Sport fishing ban to help save resident Orcas proposed for Juan de Fuca Strait


WATCH: A proposal by Fisheries and Oceans Canada to help halt and reverse the decline of endangered, salmon-eating killer whales has local fishermen worried about the future of their businesses. Luisa Alvarez reports. 

Fisheries and Oceans Canada is proposing either an all-fin ban or a salmon ban for sports fishing along the Juan de Fuca Strait from Sheringham Point to East Point, on a trial basis from May to September.

According to the DFO, the initiative would help maintain Chinook salmon populations in essential feeding areas for southern resident killer whales who rely on Chinook salmon to survive.

But not everyone agrees the initiative will work.

CRD Regional Director for Juan de Fuca Mike Hicks says a lot more would have to be done to actually make a difference.

” There has to be a huge restoration program there as to be habitat protection and by shutting this area it’s going to be devastating to the local fishermen and the local guides and I think its absolutely pointless, a political exercise by the department of fisheries which would accomplish nothing,” said Hicks.

Ryan Chamberland is a local Sooke fisherman who owns Vancouver Island Lodge. He heavily relies on those areas for his business and is worried about what could happen, especially if the DFO decides on an all fin ban.

” Halibut fishing is a huge part of my business but halibut fishing doesn’t affect killer whales,” said Chamberland.

Chamberland says the ban would barely make a dent in the bigger problem as recreational salmon fishing only amounts to about 2% of the killer whales diet.

They really just need to get educated on what the actual problems are said Chamberland, which is our seal and sea lion populations are at an all-time high they’re eating all of the smolts that are coming out of the rivers and we have fish farms. ”

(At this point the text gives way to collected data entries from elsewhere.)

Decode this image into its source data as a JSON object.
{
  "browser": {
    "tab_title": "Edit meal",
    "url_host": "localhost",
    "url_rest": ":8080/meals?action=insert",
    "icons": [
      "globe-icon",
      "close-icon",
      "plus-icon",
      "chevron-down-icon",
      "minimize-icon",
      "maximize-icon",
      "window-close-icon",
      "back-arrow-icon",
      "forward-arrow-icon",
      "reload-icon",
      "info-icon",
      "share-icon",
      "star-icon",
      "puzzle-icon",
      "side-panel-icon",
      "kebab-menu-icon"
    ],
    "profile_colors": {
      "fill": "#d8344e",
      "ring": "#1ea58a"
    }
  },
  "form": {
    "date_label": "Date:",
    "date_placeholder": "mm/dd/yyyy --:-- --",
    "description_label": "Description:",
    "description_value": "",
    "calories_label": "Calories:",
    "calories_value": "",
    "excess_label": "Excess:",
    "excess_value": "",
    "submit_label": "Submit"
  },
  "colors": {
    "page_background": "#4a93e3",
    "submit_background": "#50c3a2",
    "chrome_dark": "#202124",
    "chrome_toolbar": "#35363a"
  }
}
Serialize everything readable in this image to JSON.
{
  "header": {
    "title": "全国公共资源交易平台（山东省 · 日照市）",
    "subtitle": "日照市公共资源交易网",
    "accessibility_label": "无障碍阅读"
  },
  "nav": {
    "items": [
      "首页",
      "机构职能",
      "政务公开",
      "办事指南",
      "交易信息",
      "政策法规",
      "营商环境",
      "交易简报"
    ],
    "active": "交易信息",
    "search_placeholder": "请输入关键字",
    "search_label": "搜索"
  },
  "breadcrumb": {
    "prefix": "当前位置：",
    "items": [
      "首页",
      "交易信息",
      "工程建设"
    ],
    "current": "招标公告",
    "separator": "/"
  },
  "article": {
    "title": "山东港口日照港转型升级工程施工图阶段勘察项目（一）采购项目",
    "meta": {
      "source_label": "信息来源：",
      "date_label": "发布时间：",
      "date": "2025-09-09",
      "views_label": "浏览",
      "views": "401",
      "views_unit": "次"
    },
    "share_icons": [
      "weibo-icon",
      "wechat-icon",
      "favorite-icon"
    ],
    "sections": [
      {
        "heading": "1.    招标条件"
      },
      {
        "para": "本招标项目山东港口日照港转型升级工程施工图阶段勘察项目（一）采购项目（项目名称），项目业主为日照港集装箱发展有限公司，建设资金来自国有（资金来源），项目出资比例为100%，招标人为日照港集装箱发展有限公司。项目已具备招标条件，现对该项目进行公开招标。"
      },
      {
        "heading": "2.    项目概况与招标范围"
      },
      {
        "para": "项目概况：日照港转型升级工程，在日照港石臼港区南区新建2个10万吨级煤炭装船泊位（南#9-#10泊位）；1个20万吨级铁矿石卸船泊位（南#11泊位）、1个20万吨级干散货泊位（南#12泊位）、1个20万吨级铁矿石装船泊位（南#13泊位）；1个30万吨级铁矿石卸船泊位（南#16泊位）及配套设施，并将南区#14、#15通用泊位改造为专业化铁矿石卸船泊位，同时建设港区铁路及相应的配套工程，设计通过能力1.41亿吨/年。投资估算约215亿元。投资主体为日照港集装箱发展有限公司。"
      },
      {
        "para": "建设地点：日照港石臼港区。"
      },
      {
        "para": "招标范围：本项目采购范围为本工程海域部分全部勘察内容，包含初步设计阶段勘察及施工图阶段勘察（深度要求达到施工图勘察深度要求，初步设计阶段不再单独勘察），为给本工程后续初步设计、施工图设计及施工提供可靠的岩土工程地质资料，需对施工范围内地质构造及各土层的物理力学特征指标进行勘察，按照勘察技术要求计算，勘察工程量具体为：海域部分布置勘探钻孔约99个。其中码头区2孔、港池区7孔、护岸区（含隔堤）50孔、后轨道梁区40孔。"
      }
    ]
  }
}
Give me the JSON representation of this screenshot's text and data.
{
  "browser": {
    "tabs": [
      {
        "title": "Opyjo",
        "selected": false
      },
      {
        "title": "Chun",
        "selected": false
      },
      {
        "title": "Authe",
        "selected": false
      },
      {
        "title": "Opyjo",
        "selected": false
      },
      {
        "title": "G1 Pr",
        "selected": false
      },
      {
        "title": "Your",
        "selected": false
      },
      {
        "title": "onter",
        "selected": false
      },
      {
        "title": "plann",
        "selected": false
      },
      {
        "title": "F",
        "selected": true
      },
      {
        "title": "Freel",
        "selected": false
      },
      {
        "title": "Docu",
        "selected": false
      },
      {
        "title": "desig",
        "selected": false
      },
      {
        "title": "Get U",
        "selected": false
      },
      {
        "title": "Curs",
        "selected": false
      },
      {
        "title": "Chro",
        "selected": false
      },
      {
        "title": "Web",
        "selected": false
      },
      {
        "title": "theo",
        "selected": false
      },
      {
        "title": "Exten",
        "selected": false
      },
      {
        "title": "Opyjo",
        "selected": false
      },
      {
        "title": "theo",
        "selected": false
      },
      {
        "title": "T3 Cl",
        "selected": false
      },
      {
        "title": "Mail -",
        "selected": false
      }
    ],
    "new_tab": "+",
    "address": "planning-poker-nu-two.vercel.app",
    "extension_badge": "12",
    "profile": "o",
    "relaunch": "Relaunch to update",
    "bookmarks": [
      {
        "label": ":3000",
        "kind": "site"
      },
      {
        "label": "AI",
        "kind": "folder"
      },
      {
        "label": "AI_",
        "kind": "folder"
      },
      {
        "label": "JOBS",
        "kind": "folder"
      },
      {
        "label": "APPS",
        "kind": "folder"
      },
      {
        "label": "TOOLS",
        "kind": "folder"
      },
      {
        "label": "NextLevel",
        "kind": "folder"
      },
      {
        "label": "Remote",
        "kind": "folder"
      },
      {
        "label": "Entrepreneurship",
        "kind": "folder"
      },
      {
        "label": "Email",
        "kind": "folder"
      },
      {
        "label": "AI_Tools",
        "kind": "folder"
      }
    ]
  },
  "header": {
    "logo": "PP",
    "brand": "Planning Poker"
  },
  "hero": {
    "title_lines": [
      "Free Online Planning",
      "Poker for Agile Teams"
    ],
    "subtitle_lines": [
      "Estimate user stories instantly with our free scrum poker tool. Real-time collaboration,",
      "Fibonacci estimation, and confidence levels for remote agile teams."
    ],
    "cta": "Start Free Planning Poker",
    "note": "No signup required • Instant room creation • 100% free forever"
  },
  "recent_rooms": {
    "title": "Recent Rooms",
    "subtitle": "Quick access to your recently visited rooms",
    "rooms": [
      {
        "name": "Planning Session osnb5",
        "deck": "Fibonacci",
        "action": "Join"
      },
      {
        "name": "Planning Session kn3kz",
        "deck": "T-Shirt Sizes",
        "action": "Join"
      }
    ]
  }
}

He adds fisherman have always cared about helping the killer whales and have been doing their part for some time now and fundraising their own money to do it.

” Here in Sooke, we are doing a net-pen project we are going to be releasing 500,000 chinook smolts that going to be direct food for these killer whales we are actually on the ground doing something. We all want to work on the issues of the southern resident killer whales and help them get better to let them grow let them eat more chinook salmon but there are other ways to do it,” said Chamberland.

Local anglers have proposed changes to DFO such as a bubble zone when the killer whales go near fishing areas, recreational fishers will move to give the orcas a quiet refuge and feeding area.

They’ve also suggested moving the boundary in the Strait of Juan de Fuca from French Beach to Sombrio Beach.

” By taking a couple kilometres here or there we can preserve those recreational fishery values while still playing a major role for southern resident killer whales,” said Director of Business development for the sports fishing institute of B.C. Martin Paish.

The DFO is still taking feedback on the proposals before anything moves forward to do so e-mail Ashley Dobko at [email protected].

The Sport Fishing Advisory Board will host a special meeting on the DFO proposals at the Prestige Hotel March 6th at 7:30 p.m.